I had never heard of beignets until about 10 years ago when I went to brunch with my mom at our fav local breakfast restaurant, and now I’m addicted! These french style pastries, usually served for brunch or dessert, are similar to doughnuts and taste just like a funnel cake. Can’t you just smell the powdered sugar jumping off your screen? These beignets are amazing!
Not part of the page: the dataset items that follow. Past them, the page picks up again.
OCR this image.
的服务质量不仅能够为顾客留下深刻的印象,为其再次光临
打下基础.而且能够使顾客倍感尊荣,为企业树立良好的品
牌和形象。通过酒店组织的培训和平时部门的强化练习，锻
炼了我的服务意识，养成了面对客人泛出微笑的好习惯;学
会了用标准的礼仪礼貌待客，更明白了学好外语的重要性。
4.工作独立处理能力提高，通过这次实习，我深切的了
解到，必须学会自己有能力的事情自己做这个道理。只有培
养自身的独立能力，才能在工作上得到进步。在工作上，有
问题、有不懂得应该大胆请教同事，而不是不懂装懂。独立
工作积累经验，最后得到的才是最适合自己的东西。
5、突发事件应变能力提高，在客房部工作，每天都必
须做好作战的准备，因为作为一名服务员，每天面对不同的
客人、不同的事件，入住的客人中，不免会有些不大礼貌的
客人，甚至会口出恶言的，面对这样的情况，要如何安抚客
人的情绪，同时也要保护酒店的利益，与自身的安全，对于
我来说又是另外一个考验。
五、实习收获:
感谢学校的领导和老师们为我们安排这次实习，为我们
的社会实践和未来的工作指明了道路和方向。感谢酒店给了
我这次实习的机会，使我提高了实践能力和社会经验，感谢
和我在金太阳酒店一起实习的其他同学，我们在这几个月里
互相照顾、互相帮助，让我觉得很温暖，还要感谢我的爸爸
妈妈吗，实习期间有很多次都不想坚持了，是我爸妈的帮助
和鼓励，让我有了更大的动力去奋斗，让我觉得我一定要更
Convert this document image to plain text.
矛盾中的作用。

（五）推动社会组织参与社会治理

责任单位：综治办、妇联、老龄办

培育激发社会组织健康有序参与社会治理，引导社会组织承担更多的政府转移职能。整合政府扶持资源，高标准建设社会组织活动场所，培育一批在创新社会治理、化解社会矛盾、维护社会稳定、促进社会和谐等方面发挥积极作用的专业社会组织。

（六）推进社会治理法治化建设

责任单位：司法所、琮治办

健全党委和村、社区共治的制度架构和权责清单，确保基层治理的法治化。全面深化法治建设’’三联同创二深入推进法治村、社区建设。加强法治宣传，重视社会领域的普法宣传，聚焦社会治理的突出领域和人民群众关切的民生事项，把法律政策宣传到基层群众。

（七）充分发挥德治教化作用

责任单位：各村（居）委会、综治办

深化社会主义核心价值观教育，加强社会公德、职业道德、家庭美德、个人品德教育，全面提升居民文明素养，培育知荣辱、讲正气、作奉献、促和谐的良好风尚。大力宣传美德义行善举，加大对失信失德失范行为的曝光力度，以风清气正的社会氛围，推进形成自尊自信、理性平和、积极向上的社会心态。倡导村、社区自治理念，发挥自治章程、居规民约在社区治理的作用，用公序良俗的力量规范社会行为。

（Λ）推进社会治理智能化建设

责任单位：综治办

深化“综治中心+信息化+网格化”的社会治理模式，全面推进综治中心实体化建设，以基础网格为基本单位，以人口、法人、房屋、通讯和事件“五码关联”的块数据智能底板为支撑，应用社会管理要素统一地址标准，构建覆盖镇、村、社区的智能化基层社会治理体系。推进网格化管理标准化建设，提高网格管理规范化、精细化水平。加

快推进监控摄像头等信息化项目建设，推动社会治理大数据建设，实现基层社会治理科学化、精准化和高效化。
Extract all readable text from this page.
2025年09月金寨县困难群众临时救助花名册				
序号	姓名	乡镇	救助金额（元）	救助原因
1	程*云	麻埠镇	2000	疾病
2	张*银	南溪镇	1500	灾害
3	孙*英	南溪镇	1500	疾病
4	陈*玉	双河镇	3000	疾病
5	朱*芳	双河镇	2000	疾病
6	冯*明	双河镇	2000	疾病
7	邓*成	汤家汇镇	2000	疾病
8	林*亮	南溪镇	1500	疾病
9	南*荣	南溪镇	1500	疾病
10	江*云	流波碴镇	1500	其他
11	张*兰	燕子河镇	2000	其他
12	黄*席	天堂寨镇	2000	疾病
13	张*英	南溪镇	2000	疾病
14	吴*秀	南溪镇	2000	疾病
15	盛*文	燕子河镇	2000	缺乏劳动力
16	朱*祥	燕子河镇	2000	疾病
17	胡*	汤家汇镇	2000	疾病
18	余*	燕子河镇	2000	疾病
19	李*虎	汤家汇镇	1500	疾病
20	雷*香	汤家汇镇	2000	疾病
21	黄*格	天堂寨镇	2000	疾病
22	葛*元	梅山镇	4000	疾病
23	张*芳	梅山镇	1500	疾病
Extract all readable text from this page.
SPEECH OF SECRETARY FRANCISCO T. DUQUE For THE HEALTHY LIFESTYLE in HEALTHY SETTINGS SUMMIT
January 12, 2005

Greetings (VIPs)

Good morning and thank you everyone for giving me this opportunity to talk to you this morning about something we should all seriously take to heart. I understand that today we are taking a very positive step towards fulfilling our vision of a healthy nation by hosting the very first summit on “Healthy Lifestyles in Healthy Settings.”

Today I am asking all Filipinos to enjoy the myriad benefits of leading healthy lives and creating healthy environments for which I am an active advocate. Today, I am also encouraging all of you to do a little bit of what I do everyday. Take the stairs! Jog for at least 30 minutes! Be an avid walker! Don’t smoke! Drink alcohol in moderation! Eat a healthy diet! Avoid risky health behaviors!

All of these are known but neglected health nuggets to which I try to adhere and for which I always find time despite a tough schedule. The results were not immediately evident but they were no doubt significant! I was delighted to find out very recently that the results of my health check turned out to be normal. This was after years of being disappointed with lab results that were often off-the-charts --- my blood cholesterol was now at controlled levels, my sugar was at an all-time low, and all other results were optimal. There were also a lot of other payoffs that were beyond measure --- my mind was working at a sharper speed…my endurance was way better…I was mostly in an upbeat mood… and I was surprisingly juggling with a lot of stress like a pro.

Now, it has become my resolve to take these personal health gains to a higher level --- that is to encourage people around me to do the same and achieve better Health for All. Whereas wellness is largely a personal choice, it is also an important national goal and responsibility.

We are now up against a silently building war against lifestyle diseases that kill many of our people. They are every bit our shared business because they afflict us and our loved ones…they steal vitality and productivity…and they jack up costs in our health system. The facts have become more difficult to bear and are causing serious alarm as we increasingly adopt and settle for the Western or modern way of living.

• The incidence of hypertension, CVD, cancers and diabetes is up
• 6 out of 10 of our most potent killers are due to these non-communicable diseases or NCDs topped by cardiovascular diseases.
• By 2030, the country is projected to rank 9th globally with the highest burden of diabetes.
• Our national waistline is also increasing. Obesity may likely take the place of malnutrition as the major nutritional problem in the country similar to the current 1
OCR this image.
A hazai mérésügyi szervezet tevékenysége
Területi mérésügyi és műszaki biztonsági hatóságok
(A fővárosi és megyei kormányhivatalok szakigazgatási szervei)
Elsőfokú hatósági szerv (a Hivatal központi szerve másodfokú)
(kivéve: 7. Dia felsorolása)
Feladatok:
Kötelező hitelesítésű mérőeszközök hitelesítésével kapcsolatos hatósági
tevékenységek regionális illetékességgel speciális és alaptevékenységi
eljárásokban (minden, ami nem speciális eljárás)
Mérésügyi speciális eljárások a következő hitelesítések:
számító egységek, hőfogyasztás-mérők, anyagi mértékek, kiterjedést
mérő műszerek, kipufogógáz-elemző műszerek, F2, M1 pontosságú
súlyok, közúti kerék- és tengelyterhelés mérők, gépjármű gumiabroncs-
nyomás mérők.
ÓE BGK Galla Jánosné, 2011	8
I did a little homework on the beignet and found these fun facts I thought I’d share, “In the U.S., beignets have been popular within New Orleans Creole cuisine and are customarily served as a dessert or in some sweet variation. They were brought to New Orleans in the 18th century by French colonists, from ‘the old mother country’, and became a large part of home-style Creole cooking, variations often including banana or plantain – popular fruits in the port city.” – Wikipedia.com
- 2 1/4 teaspoons active dry yeast
- 1 1/2 cups warm water (110 degrees F/45 degrees C)
- 1/2 cup white sugar
- 1 teaspoon salt
- 2 eggs
- 1 cup evaporated milk
- 7 cups all-purpose flour
- 1/4 cup shortening
- 1 quart vegetable oil for frying
- 1/4 cup confectioners' sugar
- In a large bowl, dissolve yeast in warm water. Add sugar, salt, eggs, evaporated milk, and blend well. Mix in 4 cups of the flour and beat for about a minute on low speed until smooth. Add the shortening, and then mix in the remaining 3 cups of flour with a fork. Cover and chill overnight.
- Roll out dough 1/8 inch thick. Cut into 2 1/2 inch squares. Fry in 360 degrees F (180 degrees C) hot oil. If beignets do not pop up, oil is not hot enough. Drain onto paper towels.
- Shake confectioners' sugar on hot beignets. Serve warm.
Cooking Tips - the dough will be sticky so flour EVERYTHING as you go - your hands, the dough ball before you roll it out, the wax paper, your rolling pin, and even the wooden spoon you use to drop the dough into the fryer.
Use a long handled wooden spoon to drop the dough into the fryer so you don't get splashed with oil, and use metal tongs to flip the beignets, about 45 seconds to a minute per side. I used a meat thermometer to make sure that my oil stayed at 360 degrees F.